BTW.....it is good to know more about other life forms as it keeps one from being egocentric or dare I say it...narcissistic. That is NOT a reference to how I see You Ron. They are just two fancy words that seem to fit in with my thoughts for the moment... ;-))
||05/15/05 12:23 pm
||Oh, Marie. I'm much too humble to think you were referring to moi!! LOL
||05/15/05 12:28 pm
||LOL....get to your lesson for the day, young MAN.... ;-))
||05/15/05 07:21 pm
||Actually, I win most humility contests as being the humblest person on earth.
||05/15/05 07:55 pm
||Hi Cathy.......good to see you posting...;-)

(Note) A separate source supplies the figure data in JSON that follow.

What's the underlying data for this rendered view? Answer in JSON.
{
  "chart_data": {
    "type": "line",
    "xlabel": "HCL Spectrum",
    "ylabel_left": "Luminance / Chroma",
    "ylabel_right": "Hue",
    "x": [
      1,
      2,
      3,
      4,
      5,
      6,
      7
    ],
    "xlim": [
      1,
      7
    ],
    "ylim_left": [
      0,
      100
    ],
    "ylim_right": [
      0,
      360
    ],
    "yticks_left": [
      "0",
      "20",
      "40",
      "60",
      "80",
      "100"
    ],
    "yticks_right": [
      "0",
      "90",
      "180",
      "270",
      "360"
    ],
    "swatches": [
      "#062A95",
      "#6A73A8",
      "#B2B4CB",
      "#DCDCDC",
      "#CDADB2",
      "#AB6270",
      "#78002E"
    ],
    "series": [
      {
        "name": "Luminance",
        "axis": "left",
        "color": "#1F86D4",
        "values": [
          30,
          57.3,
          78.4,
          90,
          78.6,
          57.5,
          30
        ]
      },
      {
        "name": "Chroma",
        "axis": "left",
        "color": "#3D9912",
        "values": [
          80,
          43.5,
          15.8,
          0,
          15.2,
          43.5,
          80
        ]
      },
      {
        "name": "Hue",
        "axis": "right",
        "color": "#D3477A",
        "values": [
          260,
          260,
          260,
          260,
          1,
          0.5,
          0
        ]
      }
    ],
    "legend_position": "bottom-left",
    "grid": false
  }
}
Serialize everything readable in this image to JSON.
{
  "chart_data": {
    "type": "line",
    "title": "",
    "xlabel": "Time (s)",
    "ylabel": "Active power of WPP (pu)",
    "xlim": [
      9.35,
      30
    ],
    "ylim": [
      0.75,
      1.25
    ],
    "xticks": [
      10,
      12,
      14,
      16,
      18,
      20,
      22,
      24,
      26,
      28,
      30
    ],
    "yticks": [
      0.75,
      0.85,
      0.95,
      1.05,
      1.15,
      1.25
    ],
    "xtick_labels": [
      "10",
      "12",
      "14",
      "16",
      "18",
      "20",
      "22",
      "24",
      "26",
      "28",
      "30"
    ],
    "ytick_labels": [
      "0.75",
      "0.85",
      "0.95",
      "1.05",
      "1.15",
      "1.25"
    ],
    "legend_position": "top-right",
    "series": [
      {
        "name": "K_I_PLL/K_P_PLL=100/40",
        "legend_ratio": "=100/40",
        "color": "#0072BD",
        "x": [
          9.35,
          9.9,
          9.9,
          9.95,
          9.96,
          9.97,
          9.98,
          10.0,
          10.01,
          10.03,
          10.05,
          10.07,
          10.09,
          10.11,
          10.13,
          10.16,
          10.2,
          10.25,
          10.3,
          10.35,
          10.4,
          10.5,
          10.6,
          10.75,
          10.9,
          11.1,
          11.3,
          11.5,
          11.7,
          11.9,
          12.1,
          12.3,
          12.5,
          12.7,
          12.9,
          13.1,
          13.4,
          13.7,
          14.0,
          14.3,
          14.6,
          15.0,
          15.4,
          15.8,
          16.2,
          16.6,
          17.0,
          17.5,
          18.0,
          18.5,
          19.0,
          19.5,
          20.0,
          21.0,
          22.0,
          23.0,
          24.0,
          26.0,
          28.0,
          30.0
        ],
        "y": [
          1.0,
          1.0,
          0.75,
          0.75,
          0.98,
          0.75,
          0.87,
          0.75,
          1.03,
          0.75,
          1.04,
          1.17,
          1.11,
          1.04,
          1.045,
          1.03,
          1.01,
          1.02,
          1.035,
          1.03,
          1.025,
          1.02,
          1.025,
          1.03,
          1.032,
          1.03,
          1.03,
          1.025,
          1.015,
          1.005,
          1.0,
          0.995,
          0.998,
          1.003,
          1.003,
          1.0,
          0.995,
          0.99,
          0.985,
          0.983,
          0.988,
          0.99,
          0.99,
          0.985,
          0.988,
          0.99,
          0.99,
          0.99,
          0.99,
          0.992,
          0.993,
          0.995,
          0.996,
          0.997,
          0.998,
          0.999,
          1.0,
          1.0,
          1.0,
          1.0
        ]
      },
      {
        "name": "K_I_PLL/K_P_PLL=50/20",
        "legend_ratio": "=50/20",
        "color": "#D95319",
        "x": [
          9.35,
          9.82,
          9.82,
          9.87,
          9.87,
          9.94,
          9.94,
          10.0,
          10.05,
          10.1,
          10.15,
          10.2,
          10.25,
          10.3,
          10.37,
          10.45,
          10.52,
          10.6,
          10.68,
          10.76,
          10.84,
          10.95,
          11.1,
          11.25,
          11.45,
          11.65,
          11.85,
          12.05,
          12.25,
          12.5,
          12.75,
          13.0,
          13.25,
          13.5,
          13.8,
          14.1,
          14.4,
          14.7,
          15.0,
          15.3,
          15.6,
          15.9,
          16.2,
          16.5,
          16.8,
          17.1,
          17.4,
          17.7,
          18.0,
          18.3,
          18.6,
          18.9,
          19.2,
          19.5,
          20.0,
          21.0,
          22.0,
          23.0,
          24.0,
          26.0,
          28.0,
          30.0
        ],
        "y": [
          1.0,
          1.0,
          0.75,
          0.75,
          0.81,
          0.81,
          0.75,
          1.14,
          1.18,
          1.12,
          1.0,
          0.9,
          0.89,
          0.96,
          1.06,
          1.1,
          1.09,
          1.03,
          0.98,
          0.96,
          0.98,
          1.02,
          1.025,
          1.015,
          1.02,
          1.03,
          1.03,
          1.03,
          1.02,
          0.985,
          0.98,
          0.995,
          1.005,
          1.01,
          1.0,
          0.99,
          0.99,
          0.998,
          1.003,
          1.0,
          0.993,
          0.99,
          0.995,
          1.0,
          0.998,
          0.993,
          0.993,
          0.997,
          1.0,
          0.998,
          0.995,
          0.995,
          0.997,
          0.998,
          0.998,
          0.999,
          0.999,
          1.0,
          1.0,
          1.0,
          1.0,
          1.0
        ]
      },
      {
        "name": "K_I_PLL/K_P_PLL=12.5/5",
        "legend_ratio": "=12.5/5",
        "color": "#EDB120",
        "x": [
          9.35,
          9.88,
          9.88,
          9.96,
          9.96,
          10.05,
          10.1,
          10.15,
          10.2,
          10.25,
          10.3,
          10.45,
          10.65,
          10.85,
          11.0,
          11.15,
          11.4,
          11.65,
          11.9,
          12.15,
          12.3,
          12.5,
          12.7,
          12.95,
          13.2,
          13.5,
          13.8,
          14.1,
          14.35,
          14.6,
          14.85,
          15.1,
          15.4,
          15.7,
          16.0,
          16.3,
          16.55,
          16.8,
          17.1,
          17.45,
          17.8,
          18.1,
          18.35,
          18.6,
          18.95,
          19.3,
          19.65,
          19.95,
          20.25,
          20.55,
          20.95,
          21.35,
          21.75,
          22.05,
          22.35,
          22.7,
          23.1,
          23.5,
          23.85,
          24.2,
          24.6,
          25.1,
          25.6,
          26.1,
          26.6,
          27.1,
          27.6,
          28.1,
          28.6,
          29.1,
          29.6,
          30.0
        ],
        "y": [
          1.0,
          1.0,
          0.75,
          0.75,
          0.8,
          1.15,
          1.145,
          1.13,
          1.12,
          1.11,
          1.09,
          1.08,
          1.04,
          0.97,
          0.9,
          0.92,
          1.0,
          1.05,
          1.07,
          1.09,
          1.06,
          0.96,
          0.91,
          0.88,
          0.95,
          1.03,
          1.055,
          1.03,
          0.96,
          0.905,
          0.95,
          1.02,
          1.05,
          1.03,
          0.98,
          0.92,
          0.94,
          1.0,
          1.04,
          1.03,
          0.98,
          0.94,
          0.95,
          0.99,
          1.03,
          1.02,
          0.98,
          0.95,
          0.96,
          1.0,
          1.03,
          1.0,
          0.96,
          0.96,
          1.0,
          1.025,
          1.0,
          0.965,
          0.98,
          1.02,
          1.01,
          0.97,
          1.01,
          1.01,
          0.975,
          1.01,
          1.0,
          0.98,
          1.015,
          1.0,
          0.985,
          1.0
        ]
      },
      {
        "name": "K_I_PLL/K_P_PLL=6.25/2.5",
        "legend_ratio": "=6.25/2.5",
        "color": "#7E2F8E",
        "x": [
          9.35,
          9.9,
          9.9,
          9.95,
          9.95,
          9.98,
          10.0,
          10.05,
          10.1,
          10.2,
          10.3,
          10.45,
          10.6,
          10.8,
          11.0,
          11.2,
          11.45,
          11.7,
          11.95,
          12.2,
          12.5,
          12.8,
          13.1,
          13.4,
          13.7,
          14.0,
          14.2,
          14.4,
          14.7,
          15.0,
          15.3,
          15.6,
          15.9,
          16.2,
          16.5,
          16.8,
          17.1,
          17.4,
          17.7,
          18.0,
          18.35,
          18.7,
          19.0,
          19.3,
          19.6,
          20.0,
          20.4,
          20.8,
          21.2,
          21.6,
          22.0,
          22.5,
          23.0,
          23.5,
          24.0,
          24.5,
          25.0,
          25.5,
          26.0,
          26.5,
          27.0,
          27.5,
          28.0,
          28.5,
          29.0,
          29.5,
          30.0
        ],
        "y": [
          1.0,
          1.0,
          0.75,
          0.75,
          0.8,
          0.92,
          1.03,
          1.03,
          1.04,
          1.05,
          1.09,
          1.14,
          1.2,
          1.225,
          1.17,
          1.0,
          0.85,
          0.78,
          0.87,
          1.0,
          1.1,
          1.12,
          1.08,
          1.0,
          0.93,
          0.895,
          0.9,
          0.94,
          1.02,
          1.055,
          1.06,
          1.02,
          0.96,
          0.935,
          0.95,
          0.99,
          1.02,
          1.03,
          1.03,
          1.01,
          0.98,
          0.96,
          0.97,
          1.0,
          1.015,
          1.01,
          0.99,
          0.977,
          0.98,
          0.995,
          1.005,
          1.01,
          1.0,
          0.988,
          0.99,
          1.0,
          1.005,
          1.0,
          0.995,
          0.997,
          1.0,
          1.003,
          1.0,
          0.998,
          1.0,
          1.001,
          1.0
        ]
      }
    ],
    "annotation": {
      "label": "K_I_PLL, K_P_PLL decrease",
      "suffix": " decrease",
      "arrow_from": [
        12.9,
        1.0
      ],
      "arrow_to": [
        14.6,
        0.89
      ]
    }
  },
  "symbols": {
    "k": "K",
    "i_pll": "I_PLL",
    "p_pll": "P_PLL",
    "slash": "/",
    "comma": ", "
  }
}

It is ' watch and wait' time for all of us now.... hence the info...
Have you seen any action with the ospreys in your area.
||05/16/05 10:41 am
||Hello Marie and all - I have noticed a pattern in our region that Ospreys return to the Duwamish (in South Seattle) in April, and apparently different osprey return to the North part of the city at a similar time, but we do not see them over our bay until June or July. We see several eagles flying back and forth (mature and immature) in March and April and then they are scarce for the rest of the summer. I think it may follow a pattern of fish in the bay for the osprey combined with the need to feed the chicks. For the eagles, I think they are "dating" when we see them and then they stick close to their nests when we don't see them. I'll start noting the dates.